Robin Givens is, as usual, the highlight of the film.
28 October 2011
The theatrical picture "Foreign Student" is, looked at on its own, a sensitive and often moving film. The atmosphere of 1950s Virginia is skillfully re-created, the performances, are for the most part, incisive and stirring, and the script is tender and refreshingly non- melodramatic, allowing the proceedings to evolve in a mature and realistic way. Yet for all that, all this, the greatest plus, the most positive element is--drum roll, please--Robin Givens. As April, the local schoolteacher who also works as a domestic, she deftly creates a soulful and sexual woman. We immediately see why French exchange student Phillipe is drawn to her, why he falls in love with her. Indeed, we rather envy the young Parisian for being able to hook up with such a sexy and mature and quietly passionate girl. And when, at the end, they part and April leaves him a warm and loving good-bye note ("To Phillipe. All my love. Always. April"), we genuinely feel Phillipe's satisfaction at having had such a gorgeous and caring and fully-rounded lover. It is Robin's graceful beauty, her smoldering sexiness, and her classy intelligence that make her such an admirable love object and cause her to be the high point of the picture.
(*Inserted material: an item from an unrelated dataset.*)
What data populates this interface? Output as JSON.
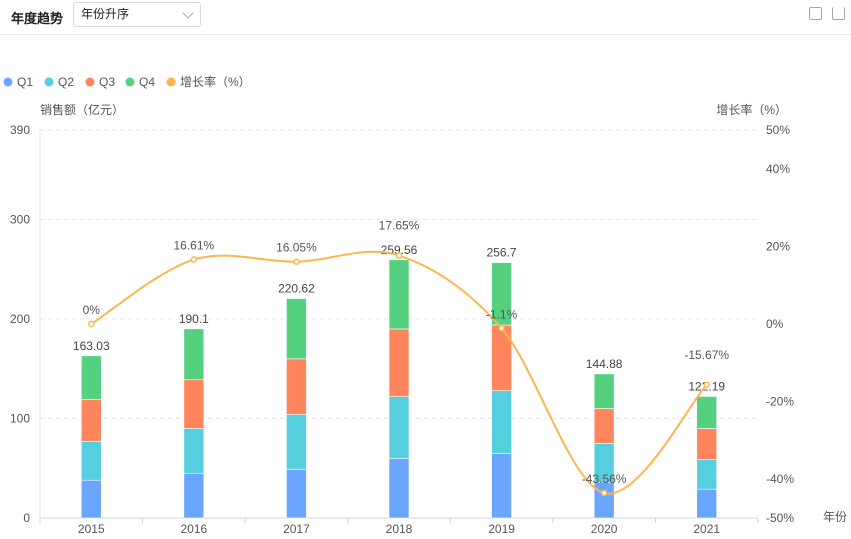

When People Magazine did a story on her during the 1980s, it quoted her as contending that her long-range plans included more parts for "wholesome black girls--we don't have many female heroes in that vein." Robin Givens's character in "Foreign Student" may not be "wholesome," but through her smooth good looks and stylish sex appeal, she is certainly, definitely a "female hero" for black girls and, in fact, for girls of all races.